Hacker News new | ask | show | jobs
by duckingtest 4295 days ago
>In general, you might be better off always using long unless there is a specific reason not to

I don't agree. That's trading off useful cache for almost invisible micro optimizations.

As a general rule, it's always better to use the smallest size possible.

1 comments

I phrase it as "might be" since I realize it's controversial, but I think that rule is outdated. Yes, having a large static array would be a fine specific reason to use the smallest size possible. But what would be the benefit when you are dealing with the argument to a function in an example like this?

Most of the time the argument starts in a register, is passed in a register, and returned in a register. Using a smaller size often just means that the compiler adds some unneeded conversions as in this case. Usually this doesn't matter, but when it does, the benefit is almost always in favor of the simpler rule of always using 64-bit variables.

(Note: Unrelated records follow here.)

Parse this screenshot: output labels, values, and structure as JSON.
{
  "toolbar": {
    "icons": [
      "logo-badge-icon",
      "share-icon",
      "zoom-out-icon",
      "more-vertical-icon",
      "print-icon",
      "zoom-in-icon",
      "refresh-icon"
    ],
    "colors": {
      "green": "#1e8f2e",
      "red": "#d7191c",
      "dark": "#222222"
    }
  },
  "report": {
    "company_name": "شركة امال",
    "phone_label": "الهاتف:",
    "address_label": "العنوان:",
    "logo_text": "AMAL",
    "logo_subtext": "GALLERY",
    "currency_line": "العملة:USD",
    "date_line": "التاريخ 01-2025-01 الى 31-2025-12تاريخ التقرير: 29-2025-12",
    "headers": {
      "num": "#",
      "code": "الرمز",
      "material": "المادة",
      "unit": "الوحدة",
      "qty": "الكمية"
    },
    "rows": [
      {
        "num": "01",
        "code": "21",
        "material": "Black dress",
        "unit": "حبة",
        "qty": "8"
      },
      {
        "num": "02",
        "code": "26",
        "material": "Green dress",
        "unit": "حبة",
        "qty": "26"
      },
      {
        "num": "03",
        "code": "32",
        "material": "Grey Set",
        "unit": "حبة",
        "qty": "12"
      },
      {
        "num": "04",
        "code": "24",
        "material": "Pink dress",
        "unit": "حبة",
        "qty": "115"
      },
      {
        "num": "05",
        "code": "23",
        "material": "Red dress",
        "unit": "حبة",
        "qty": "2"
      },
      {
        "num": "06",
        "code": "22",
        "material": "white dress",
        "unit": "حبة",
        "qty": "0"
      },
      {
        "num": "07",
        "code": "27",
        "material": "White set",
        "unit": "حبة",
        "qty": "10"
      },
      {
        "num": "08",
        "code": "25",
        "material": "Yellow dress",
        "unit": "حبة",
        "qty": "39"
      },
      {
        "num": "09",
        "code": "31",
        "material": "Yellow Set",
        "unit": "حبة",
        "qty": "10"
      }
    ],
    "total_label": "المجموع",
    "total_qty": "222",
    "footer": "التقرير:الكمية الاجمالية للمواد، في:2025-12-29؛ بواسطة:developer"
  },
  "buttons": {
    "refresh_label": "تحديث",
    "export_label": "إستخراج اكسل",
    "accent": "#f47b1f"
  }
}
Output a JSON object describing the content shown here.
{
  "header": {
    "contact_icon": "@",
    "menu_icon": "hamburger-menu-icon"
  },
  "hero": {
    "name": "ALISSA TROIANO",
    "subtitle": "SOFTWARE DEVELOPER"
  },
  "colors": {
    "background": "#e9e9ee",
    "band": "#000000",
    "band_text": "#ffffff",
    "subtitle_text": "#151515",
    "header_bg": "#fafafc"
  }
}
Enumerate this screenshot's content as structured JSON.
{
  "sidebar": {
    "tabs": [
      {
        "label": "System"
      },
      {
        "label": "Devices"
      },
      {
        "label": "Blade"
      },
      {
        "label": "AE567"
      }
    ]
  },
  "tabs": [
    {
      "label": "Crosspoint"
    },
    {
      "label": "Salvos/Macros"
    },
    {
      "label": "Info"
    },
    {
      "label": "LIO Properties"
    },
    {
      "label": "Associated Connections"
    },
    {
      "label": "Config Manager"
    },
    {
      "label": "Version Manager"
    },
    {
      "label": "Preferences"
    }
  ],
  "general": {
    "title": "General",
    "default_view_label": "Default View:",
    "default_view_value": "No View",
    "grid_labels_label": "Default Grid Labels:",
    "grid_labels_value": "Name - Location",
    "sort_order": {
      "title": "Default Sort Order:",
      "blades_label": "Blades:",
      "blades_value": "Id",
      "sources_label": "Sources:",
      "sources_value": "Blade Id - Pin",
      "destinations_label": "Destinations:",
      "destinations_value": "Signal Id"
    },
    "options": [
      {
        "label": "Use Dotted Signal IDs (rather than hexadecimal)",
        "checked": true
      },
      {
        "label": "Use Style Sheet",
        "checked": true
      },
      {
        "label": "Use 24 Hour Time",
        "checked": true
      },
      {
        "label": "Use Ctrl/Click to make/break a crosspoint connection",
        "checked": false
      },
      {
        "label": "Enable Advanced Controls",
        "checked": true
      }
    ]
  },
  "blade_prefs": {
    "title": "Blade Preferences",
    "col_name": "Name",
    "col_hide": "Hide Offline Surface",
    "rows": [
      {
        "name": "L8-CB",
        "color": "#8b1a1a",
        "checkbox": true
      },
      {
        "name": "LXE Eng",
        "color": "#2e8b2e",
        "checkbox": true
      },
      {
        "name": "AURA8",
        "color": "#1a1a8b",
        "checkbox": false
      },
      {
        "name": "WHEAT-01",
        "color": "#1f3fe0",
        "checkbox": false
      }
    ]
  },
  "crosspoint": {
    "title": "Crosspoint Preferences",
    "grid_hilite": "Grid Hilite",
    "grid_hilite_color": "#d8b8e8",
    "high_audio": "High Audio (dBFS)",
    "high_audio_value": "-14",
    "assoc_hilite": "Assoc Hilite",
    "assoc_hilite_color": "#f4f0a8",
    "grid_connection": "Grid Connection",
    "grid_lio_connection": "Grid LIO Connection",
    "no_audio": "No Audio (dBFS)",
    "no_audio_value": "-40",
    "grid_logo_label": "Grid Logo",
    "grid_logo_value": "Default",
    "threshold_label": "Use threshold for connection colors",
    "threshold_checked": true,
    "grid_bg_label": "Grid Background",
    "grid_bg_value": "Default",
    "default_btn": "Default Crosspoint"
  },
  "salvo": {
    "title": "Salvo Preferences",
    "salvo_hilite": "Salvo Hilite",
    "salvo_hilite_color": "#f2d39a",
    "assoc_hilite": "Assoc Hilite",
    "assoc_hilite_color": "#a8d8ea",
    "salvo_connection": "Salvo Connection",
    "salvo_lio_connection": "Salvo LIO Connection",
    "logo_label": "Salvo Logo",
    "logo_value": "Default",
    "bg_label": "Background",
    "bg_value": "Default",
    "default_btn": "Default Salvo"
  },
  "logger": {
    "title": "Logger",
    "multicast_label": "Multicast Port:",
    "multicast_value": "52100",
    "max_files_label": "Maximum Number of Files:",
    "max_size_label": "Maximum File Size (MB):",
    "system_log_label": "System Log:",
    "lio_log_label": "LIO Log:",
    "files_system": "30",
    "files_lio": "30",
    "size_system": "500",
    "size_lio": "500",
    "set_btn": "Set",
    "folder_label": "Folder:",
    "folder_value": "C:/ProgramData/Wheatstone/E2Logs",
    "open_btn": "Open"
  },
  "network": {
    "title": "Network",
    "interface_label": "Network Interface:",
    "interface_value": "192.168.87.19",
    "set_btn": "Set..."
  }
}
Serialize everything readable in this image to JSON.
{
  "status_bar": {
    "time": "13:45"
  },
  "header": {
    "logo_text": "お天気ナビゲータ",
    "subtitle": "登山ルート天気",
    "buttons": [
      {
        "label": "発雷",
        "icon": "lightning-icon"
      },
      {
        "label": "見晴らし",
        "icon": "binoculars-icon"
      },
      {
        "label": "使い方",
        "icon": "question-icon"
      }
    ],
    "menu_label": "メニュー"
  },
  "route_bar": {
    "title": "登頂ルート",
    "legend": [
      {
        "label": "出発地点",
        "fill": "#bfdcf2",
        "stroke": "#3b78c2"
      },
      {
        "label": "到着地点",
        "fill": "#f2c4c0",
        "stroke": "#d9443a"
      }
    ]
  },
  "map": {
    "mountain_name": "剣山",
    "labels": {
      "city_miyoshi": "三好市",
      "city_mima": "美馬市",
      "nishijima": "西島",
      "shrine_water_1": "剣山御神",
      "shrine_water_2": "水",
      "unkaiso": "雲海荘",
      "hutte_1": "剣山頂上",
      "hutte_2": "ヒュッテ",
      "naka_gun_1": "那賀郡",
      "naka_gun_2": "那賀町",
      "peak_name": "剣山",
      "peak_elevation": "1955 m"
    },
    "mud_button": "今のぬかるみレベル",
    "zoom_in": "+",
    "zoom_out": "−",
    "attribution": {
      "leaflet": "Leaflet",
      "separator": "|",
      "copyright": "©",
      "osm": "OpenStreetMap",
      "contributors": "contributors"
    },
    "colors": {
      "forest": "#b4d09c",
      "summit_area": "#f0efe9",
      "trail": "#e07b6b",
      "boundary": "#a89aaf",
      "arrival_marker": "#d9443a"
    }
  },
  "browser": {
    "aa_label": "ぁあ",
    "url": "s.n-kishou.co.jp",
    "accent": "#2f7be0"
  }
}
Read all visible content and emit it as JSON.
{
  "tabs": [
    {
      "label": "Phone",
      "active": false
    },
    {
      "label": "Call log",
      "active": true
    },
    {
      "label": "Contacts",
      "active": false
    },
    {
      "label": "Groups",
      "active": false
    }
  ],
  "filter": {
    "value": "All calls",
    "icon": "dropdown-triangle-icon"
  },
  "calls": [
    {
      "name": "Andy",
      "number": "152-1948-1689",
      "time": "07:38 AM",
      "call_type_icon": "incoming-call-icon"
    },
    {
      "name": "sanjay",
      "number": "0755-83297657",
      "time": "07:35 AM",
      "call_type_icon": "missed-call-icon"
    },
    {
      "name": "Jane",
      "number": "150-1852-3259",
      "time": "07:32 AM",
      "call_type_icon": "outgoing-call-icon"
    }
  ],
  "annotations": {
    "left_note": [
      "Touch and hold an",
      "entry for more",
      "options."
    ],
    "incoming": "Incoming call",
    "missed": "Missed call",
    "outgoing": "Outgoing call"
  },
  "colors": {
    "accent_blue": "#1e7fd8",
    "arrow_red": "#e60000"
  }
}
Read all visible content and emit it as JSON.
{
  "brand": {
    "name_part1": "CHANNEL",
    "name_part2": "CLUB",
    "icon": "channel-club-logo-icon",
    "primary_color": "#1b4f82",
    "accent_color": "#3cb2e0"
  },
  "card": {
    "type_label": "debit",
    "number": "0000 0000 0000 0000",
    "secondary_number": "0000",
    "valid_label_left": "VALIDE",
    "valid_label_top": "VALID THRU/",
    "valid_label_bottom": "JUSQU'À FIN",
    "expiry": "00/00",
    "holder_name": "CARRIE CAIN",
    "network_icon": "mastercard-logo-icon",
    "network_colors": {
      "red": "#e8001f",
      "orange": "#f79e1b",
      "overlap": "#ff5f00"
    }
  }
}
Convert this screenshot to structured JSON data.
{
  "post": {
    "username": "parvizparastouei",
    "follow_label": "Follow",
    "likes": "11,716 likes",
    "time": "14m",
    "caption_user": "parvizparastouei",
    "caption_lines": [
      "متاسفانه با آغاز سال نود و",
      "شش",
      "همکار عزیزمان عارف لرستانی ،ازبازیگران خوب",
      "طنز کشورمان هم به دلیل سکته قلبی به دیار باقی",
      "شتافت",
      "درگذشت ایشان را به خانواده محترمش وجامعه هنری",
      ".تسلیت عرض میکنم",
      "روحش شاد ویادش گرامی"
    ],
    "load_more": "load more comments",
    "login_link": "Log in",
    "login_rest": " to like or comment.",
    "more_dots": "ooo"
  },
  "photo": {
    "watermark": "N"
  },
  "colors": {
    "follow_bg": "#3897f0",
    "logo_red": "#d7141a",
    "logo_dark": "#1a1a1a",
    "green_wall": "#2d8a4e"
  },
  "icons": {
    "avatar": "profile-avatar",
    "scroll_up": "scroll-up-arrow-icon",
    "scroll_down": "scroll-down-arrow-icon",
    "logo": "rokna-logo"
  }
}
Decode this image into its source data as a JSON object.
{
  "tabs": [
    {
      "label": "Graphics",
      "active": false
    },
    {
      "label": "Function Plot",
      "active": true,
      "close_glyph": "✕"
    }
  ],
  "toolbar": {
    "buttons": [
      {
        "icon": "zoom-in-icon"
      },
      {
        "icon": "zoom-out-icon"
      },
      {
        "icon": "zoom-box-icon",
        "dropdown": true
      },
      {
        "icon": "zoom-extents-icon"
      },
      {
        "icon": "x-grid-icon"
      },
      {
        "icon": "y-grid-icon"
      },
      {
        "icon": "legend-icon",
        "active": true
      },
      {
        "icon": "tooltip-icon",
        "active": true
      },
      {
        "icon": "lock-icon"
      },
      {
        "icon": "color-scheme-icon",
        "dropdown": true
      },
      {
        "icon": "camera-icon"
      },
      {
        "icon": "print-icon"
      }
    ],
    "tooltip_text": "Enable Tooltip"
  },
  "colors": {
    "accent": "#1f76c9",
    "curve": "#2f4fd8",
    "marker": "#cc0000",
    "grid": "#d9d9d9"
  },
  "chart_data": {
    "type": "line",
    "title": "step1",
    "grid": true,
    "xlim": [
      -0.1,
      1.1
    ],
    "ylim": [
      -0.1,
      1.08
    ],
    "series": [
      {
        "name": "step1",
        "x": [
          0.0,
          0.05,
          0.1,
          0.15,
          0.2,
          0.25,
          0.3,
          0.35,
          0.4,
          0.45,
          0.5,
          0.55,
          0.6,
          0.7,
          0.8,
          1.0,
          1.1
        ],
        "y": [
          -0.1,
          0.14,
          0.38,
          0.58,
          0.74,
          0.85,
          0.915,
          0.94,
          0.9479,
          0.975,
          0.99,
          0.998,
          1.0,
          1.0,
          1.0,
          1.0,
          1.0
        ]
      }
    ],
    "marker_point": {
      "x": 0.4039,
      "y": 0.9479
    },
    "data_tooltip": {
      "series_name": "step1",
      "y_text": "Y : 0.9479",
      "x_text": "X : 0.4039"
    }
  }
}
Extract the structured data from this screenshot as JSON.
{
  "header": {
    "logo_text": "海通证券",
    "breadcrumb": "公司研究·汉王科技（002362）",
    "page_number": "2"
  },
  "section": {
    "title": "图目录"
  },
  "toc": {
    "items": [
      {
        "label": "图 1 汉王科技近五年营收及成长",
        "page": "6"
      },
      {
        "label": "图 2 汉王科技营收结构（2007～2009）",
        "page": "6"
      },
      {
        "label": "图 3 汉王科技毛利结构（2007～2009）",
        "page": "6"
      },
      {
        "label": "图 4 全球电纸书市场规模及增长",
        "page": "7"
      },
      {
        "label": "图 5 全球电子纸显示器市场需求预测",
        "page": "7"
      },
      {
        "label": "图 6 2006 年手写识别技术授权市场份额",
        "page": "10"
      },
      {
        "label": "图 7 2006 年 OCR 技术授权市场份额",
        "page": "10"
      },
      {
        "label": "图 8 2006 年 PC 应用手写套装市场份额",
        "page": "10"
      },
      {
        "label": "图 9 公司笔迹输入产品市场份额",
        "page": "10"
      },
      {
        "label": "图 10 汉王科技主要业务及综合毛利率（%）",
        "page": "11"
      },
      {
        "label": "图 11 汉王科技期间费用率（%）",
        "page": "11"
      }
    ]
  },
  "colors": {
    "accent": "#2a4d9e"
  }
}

One argument? Sure, probably no difference. When you start using longs as local variables and arguments, even if they're all in registers in one function, if you call other functions inside they are going to be pushed on the stack. It all adds up and suddenly you're getting L1 cache misses.

Anyway, unnecessary conversions mostly go away when you use link time optimizations (fwhole-program or flto in gcc).

A reasonable argument, although not one I seem to run up against, perhaps because I'm rarely concerned about high performance when writing functions with that many layers of subcalls.

By contrast, when trying to optimize inner loops, I frequently encounter cases where the front-end limitation of 4 micro-ops per cycle is a limiting factor, and getting rid of any extraneous instruction is a speedup. And rather than worrying about a deep stack causing L1 data misses, I'm more concerned with missing L1 instruction cache, or with the extra micro-ops causing me to miss the ~1000 slot decoded micro-op cache.

These concerns are clearly at opposite ends of the performance spectrum, and which should dominate probably depends on the problem at hand.

(I glanced at your comment history. Welcome to HN! You have good insights. Please stick around.)